Em Melbourne nunca cheguei cedo. Em Wimbledon nunca tive hipóteses de ganhar em relva durante 15 dias e no US Open houve uma vez em que tive boas hipóteses, quando cheguei aos quartos de final e perdi no tie-break do quinto set para o Pete Sampras. Roland Garros era o torneio em que as condições eram mais difícis para os adversários do que para mim e onde joguei 5 quartos de final consecutivos, incluindo duas finais.

Estava a dar o meu melhor, especialmente lá para jogar o melhor que conseguia e tentei tudo. Houve vezes em que joguei mais, outras em que joguei menos para estar mais fresco, mas infelizmente não funcionou porque os meus adversários foram um pouco melhores.

Faltou-me talvez uma pancada decisiva, uma direita ou um primeiro serviço. Provavelmente estava a jogar bem taticamente mas com um pouco menos de poder do que jogadores como o Kuerten, Ferrero e Costa.

– Venceu essa Masters Cup em Hannover numa final 100% espanhola frente ao Carlos Moya. E, entretanto, o Carlos começou a trabalhar com o Rafa no último ano. Também o vamos ver de volta ao court ao lado de um jogador brevemente?

Não, não está nos meus planos. Já tive ofertas de vários jogadores importantes, de jogadores do top 5, mas neste momento estou a gostar e a aproveitar o meu trabalho como comentador no Eurosport e às vezes também trabalho para a televisão espanhola. Para além disso, tenho a minha família. Gosto de ajudar jogadores, de ser um consultor, mas não quero ser treinador. Ocupa tanto tempo que teria de ser algo muito especial mas para mim neste momento especial é o que estou a fazer: a família e televisão. É isto que me motiva. Pode mudar daqui a dois anos, mas neste momento é isso.

– Apesar de não estar a planear fazê-lo, com que tipo de jogador é que gostaria de trabalhar?

Com um jogador que queira trabalhar muito, jogar muito e esteja disposto a melhorar e tenha respeito por mim, me oiça e ao mesmo tempo falo. Também é muito importante compreender o jogador porque no final é ele que está a jogar e tens de o ajudar a perceber o que é que está a acontecer.

E porque já lá estiveste, sabes o que é que se está a passar.
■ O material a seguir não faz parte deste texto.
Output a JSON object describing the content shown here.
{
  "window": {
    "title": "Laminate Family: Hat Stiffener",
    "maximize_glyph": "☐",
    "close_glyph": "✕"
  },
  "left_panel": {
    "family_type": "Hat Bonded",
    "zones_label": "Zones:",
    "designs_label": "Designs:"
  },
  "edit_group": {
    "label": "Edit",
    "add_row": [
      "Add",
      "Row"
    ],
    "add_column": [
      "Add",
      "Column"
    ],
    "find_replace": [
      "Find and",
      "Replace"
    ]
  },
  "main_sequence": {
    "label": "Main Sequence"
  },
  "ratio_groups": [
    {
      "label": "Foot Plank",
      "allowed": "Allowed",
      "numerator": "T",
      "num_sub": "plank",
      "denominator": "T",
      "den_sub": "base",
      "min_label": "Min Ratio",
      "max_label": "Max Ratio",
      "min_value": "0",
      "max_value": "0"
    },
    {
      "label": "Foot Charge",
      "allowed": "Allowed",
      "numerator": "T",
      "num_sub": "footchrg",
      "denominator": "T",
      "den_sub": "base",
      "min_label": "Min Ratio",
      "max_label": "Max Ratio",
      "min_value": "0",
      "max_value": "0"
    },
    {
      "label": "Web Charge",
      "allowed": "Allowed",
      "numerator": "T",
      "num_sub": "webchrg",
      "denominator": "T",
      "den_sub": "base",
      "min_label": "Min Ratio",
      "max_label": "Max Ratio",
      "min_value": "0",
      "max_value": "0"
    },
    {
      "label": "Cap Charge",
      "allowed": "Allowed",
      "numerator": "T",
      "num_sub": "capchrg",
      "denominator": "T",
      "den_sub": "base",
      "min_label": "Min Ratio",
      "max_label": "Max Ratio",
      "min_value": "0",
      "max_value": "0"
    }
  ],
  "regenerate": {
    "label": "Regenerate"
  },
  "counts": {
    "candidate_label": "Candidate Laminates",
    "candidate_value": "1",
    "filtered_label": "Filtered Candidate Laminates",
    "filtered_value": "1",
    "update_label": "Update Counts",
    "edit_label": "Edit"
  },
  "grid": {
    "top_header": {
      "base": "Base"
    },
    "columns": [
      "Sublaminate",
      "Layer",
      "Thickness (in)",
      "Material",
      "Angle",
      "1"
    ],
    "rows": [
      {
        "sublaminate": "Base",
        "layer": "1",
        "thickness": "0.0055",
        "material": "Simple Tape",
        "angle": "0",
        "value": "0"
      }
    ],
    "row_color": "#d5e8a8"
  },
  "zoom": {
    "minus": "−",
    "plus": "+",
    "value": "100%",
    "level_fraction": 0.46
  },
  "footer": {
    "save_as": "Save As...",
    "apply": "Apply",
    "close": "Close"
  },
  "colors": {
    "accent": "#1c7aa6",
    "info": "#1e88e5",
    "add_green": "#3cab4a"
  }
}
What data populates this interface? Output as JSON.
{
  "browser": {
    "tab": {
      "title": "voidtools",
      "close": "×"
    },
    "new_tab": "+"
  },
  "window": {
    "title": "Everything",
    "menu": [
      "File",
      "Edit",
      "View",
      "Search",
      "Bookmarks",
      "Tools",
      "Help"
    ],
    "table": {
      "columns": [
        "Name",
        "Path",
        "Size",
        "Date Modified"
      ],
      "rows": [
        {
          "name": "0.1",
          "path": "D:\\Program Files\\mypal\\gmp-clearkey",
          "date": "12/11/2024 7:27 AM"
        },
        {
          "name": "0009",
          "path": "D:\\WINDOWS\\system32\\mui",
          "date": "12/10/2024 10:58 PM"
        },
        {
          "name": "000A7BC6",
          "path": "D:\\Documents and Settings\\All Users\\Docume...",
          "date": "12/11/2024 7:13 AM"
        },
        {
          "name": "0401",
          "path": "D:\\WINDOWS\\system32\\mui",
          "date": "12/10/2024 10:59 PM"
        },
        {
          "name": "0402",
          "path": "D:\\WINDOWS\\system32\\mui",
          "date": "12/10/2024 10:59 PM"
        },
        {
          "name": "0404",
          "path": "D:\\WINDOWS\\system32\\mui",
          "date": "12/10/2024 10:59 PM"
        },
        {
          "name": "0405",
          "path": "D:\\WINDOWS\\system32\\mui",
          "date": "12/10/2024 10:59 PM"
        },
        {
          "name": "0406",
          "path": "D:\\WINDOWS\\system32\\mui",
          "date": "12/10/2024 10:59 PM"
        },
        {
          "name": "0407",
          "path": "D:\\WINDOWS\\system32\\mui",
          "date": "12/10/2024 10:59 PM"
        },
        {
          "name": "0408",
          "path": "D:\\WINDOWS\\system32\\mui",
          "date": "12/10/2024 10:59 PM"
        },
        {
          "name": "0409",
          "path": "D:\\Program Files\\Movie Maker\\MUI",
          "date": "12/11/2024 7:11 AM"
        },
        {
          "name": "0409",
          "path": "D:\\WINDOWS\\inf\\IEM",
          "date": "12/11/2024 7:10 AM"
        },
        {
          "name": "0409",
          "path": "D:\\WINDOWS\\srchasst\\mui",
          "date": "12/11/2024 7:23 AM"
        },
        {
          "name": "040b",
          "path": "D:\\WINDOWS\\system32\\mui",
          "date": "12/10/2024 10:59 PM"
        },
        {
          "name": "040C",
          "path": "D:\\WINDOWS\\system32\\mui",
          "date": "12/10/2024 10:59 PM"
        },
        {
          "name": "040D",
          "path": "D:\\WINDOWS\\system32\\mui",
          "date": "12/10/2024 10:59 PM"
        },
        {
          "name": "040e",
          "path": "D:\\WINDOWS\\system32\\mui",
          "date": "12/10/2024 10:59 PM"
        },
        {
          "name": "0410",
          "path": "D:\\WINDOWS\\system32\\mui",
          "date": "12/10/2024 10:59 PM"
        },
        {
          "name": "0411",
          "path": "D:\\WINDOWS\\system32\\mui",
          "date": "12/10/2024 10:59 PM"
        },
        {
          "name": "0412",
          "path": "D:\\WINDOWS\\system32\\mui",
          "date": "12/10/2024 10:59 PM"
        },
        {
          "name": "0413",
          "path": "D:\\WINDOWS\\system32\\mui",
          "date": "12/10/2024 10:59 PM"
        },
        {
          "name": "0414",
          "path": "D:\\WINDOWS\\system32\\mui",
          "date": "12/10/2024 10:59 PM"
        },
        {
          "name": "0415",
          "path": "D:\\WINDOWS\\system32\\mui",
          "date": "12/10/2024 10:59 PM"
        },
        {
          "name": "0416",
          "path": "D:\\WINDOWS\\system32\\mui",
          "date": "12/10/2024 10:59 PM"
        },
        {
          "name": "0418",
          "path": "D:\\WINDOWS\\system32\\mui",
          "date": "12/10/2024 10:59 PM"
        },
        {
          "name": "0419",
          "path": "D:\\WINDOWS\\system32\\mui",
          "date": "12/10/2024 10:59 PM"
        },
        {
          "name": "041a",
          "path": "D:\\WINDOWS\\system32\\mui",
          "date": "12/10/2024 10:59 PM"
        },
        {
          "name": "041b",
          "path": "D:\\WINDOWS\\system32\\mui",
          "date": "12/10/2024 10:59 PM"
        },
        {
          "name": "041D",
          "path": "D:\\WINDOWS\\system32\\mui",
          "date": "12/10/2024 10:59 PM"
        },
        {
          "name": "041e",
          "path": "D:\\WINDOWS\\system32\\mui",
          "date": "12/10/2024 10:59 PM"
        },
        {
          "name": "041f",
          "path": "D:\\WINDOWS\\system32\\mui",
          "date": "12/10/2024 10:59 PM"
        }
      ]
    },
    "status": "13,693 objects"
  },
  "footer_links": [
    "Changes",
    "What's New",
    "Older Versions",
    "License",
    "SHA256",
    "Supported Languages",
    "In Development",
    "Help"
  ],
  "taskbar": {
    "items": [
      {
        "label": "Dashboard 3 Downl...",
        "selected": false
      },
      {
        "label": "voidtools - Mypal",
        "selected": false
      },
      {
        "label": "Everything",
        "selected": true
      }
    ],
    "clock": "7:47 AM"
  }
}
Isto é muito importante, passar-lhe a experiência. Sinto que podia ajudar muito um jogador mas neste momento tenho a minha mente noutras coisas, como disse.

– Antes de nos despedirmos, duas perguntas relacionadas com o ténis português:

– Em primeiro lugar, do que é que se lembra de quando ganhou o Estoril Open em 1997? Foi o segundo título da sua carreira.

Foi muito, muito especial. Abriu-me a mente, porque eu tinha ganho o meu primeiro título em 1994 e em 1996 perdi as três finais que joguei.

E o Estoril sempre foi muito especial para os jogadores espanhóis, sempre vimos muitos espanhóis ganharem o torneio. Se bem me lembro, ganhei a final frente ao Francisco Clavet por 6-3 e 7-5 e foi muito importante. Na verdade, depois disso joguei as finais de Monte Carlo, Munique e ganhei Roma e nesse ano estava muito bem preparado para Roland Garros.

Infelizmente foi mais um dia muito ventoso, um dia de “furacão”. Tive hipóteses, o Kuerten ganhou nesse ano pela primeira vez.

O Estoril traz-me sempre boas memórias. Conheço muito bem o João [Lagos] e fizeram-me sempre sentir em casa.

– O João Sousa é o nosso número 1 e o melhor tenista português de todos os tempos. O que é que sabe dele?

Na verdade conheço-o muito, muito bem. Ele vive a cinco minutos de minha casa, por isso vi-o há poucos dias, antes dele ir para Auckland. Temos o mesmo cabeleireiro, cortamos o cabelo no mesmo sítio.

Ele trabalha muito bem, mexe-se muito bem, tem uma boa direita e uma esquerda sólida. Talvez precise de mais consistência no serviço em determinados momentos mas gosto muito dele e tenho uma relação muito boa com ele. É alguém que sempre se dedicou muito ao ténis e que melhorou imenso.

Quando o vi pela primeira vez, que foi quando ele chegou a Barcelona, conseguias ver que ele era um bom jogador mas ainda muito novo. E depois conseguiu, tornou-se num jogador muito bom e por isso há que lhe dar muito crédito e também ao treinador e às pessoas que o ajudaram. Lembro-me de quando ele ganhou Valência, de como jogou na final. Pode jogar bem em qualquer superfície e sempre gostei muito dele.